As irresignações são tempestivas e podem ser conhecidas.

O voto, expressamente, fez a seguinte menção:

Por fim, expostas as razões de decidir suficientes para a conclusão da decisão, é desnecessária a análise individualizada de todos os argumentos tecidos pelas partes, que ficam logicamente afastados pela fundamentação em sentido contrário.

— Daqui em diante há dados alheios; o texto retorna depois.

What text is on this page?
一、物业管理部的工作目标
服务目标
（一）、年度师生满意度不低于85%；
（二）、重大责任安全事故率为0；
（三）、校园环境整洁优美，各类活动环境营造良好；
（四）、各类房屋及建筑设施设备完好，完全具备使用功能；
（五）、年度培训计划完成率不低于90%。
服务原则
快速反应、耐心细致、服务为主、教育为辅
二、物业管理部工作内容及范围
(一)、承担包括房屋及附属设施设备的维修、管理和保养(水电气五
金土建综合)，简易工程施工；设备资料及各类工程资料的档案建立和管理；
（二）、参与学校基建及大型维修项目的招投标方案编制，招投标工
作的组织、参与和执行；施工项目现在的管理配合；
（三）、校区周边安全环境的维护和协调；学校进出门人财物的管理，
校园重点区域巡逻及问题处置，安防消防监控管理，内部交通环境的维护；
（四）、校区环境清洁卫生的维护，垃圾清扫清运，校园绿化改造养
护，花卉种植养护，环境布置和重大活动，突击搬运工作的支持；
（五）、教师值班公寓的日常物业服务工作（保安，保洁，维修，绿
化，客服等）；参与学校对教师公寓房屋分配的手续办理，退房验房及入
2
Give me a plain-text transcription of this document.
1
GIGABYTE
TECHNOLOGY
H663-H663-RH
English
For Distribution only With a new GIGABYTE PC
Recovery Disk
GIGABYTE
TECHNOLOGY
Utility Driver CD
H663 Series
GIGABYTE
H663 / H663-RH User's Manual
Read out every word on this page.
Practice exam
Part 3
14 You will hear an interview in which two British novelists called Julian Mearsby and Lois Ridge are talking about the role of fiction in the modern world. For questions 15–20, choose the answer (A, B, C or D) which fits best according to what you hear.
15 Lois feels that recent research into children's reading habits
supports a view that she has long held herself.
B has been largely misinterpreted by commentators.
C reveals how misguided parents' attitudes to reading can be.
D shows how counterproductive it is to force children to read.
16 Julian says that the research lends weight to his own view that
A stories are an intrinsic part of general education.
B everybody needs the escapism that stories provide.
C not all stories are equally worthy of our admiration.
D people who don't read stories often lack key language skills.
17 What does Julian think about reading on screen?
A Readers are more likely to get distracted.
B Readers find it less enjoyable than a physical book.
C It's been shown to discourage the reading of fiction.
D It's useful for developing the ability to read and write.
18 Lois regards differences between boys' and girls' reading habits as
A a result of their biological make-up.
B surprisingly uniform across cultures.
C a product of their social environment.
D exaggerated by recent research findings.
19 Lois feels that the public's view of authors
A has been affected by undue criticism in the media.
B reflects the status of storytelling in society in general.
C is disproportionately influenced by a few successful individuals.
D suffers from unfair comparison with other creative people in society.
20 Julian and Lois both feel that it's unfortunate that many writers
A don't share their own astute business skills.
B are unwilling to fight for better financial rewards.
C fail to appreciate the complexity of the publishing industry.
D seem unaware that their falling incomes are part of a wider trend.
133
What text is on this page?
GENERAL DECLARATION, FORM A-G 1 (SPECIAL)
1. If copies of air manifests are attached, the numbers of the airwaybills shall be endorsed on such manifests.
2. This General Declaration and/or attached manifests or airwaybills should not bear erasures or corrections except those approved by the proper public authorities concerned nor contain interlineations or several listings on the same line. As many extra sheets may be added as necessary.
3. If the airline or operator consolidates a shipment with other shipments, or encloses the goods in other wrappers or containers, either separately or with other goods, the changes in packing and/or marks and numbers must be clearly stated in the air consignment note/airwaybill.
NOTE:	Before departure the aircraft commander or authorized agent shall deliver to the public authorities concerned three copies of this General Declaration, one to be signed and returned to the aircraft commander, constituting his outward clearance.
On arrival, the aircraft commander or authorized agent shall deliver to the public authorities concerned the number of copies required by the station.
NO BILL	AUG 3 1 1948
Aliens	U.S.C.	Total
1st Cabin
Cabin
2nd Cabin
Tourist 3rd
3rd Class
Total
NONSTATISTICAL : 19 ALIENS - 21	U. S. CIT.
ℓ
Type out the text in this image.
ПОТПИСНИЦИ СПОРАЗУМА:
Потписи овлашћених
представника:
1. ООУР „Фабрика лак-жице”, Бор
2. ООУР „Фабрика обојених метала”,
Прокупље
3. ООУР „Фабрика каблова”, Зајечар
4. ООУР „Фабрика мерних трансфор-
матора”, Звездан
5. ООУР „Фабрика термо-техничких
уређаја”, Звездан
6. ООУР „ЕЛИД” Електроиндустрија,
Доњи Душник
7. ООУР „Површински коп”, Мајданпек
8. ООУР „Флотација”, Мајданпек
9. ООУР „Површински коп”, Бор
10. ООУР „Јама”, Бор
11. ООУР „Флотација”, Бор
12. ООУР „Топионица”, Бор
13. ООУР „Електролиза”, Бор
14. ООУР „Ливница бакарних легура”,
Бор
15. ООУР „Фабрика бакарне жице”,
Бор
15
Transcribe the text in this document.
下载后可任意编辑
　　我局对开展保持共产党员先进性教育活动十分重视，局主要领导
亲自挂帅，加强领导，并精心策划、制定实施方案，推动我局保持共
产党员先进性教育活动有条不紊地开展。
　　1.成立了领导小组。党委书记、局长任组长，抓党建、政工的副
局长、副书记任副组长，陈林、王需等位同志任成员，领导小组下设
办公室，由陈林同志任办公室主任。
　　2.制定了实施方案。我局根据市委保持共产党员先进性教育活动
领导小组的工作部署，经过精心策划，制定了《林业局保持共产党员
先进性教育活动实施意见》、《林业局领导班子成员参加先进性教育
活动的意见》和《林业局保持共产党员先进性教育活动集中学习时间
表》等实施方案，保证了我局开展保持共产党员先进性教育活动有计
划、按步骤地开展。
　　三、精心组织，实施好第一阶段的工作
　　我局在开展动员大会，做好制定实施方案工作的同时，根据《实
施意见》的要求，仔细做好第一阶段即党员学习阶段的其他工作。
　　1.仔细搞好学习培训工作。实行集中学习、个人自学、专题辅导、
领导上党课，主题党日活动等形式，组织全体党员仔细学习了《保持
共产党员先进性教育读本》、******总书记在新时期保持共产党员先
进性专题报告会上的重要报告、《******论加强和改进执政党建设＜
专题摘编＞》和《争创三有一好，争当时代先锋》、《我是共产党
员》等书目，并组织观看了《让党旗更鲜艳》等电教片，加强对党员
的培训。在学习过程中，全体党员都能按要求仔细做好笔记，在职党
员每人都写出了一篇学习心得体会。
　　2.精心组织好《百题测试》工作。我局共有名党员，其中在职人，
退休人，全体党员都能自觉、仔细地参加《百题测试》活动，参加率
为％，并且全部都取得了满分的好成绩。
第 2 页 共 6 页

Nesse sentido é a jurisprudência, conforme ementa que segue:

[…] No tocante à alegada ofensa ao art. 535, incisos I e II, do CPC, os recorrentes, a pretexto de alegar omissão no aresto recorrido, acabaram pleiteando a reforma da decisão, no que se refere à atribuição do onus probandi do estado de pobreza dos recorrentes.

3. Os embargos de declaração não servem para a reapreciação do mérito da demanda, já que o ordenamento pátrio destina-lhes fim específico: integração de decisum judicial em que tenha ocorrido uma das situações previstas no art. 535 do CPC. Não é necessário que o magistrado se oponha a cada um dos argumentos expendidos pelo recorrente, bastando que tenha solucionado de forma integral a querela, rejeitando logicamente as teses contrárias. Precedentes.[...] (STJ, REsp 1211838/SP, Rel. Ministro CASTRO MEIRA, SEGUNDA TURMA, julgado em 02/12/2010, DJe 10/12/2010.)

A anotação, contudo, deixou de ser aprecidada pelos representados e, novamente, pela via dos embargos, intenta-se renovar as razões recursais, inclusive sobre questões preliminares ao mérito, forçando novo pronunciamento, desta vez terminativo, deste órgão da Justiça Eleitoral, incidindo nova promoção na caracterização do caráter meramente protelatório.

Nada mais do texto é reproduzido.